An apparently reputable study in a peer reviewed journal, says the rich on average are less ethical than the poor. And it's difficult to say whether richer people get to the top because of their unethical behavior or whether wealth causes people to become this way. "It seems like a vicious cycle." concludes the researcher. Counter examples given in the piece are philanthropists. So maybe we could say, "It is difficult to know whether good people become philanthropists or that they get good by doing good things."
Actually, though, it is much more complex than this. Yesterday, I heard a famous philanthropist, the son of a famous banker, cabinet member, and buyout artist turned philanthropist, talk about his parents' giving and his own. He described himself and his father as "heartless capitalists," spoke with contempt of Obama, and called him a socialist. At the same time, both he and his father took to heart the Catholic social doctrine of minstering to the poor. The father was a volunteer, serving the Eucharist to the dying in a hospice. The son takes his own children to build houses for the poor in Appalachia. The family has done much much more.
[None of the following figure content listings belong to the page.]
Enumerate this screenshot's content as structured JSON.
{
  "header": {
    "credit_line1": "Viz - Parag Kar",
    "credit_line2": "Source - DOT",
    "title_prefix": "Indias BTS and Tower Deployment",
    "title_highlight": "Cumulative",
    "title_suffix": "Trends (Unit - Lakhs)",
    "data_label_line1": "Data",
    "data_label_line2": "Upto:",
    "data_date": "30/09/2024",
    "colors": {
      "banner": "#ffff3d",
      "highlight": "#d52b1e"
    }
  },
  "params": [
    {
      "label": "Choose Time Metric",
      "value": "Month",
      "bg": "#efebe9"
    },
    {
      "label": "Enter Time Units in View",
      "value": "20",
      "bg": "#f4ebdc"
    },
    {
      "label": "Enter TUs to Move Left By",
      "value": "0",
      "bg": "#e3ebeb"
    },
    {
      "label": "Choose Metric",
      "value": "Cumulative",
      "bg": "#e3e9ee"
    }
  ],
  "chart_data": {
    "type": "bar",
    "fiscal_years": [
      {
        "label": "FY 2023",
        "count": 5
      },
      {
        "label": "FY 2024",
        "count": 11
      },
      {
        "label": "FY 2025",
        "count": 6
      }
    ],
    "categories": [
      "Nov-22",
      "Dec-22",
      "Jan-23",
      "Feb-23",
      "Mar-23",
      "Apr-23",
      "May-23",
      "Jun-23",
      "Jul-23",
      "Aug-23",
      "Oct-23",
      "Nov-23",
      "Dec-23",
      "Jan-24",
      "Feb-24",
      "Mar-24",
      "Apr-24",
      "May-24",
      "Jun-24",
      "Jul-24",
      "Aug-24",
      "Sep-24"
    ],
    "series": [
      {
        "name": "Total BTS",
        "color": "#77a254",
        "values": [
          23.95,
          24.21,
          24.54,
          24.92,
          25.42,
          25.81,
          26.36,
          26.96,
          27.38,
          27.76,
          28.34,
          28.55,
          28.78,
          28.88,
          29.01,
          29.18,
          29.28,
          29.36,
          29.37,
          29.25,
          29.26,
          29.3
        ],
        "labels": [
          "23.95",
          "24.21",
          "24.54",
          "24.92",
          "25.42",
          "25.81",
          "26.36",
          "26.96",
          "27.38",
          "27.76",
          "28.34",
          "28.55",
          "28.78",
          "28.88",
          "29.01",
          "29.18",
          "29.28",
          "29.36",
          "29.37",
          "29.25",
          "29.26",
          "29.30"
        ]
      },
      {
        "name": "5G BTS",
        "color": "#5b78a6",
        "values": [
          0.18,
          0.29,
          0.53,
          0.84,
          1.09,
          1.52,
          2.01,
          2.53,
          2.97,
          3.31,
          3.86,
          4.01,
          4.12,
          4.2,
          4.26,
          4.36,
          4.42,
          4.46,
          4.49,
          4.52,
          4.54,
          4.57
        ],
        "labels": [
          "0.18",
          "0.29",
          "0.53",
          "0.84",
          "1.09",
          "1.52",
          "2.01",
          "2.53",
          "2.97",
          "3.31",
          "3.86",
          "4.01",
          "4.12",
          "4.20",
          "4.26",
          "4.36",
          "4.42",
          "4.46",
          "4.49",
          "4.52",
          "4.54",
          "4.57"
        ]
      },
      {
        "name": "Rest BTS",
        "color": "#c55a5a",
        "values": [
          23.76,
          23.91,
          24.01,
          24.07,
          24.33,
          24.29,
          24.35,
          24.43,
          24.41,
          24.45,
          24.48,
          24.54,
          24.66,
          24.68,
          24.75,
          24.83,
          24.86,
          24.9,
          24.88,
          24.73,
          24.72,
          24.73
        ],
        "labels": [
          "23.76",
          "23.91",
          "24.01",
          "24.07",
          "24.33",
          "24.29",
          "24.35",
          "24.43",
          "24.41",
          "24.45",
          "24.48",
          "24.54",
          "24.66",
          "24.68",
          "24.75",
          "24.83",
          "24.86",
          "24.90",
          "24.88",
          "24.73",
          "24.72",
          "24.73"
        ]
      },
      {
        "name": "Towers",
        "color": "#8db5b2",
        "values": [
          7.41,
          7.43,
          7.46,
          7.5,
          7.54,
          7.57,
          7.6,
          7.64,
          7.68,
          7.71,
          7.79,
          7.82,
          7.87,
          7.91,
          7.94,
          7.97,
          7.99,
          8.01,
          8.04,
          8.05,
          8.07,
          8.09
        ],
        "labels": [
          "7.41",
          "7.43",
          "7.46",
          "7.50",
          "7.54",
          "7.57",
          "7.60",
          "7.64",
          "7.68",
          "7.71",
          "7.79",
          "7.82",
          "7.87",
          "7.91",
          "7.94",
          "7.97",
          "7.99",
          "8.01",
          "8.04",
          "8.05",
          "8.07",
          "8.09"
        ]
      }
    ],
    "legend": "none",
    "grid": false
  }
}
How is one to parse the "heartless capitalist" who spends 40% of time serving the sick, the youthful offender, and the poor, with his money, his leadership on boards, and often with his own two hands, carrying cinder blocks, or delivering clothing? "We believe in a hand up, not a hand out," he says, then corrects himself, "though we do a lot of direct service as well."
When working with the rich, I have learned to watch their hands and feet more than listen to the words. When I ask about what they do, I am often admiring. When I ask about their philosophy, it may be all Fox News, Adam Smith, or Ayn Rand. Faith may close the heart, in righteousness but it may also open it. "I have what I have by the grace of God," so this rich man said.